When does it make sense to upgrade to the new iPhone 3GS that Apple (AAPL) unveiled Monday?

That depends when you bought your first one. (This assumes you already own an iPhone; if you’re happy with your current phone, you can stop reading here.)

If you are one of the 270,000 customers who bought one of the original iPhones in June 2007, your two year contract with AT&T (T) is about to expire and you can buy a new iPhone starting June 19 at the same subsidized price paid by new customers:

  • 16GB in black or white — $199
  • 32GB in black or white — $299

As opposed to the discount price AT&T is offering “valued customers” who upgrade early:

  • 16GB in black or white — $399
  • 32GB in black or white — $499

Or the full price for existing AT&T customers listed in Apple’s fine print:

  • 16GB in black or white — $599
  • 32GB in black or white — $699

If you are one of the nearly 6 million owners of a first generation iPhone still working off your original AT&T contract, the new iPhone is a big enough improvement that you’ll probably want to get one as soon as you become qualified for the subsidized price. You can check your eligibility at Apple’s website: You’ll be asked for your phone number, zip code, e-mail address and the last four digits of your social security number. If you are not yet eligible, the program will tell you the date when you are.

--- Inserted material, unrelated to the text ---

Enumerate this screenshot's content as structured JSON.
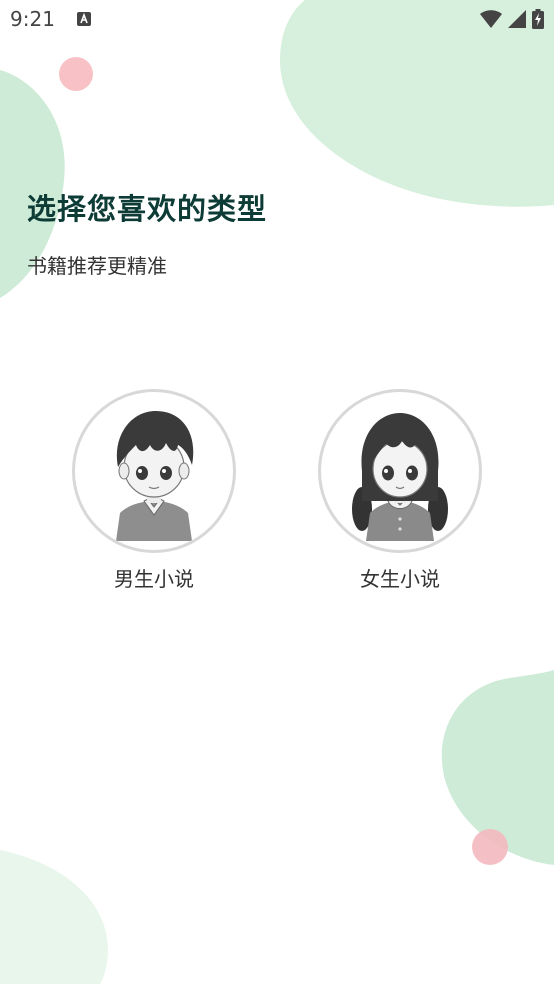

If you are one of the 15 million who bought an iPhone 3G after it went on sale in July 2008, the decision process is a little more complicated. The new iPhone is better than the one you own — faster, longer battery life, built-in compass, better camera that can shoot video — but not $400 better. To use high-tech’s biggest cliche, it’s evolutionary, not revolutionary.

Much has been written about the extra $200 to $400 Apple and AT&T are charging existing customers. TechCrunch‘s MG Siegler calls the new phone a “sucker’s bet” because it locks you into another 2-year contract with AT&T at a time when Verizon and Sprint are rolling out 4G networks that could support the iPhone. Siegler thinks AT&T would be wise to extend its customers an “olive branch” to keep them under the tent:

“Sure, they would have taken a hit, probably a fairly big one, but … it’s really only $200 per customer — AT&T makes that off of me in two months with my bill. And if they do lose the Apple exclusivity, they will effectively be losing $1,200 (one year’s worth of bills) that I otherwise would have been paying them.

“Instead, basically what it sounds like to most current iPhone owners is AT&T saying that, ‘we love you as a customer so much that we’re going to make you pay an extra $200 for this new device since you stuck around with us.’ “

I was among the 1 million people who bought an iPhone 3G the first weekend it went on sale. My two year contract has another 14 months to go. But when I run my numbers through Apple’s eligibility app, I find I can get the new-customer price six months before my contract expires. On Dec. 12, 2009, to be precise.

Which is why I’m waiting until Christmas.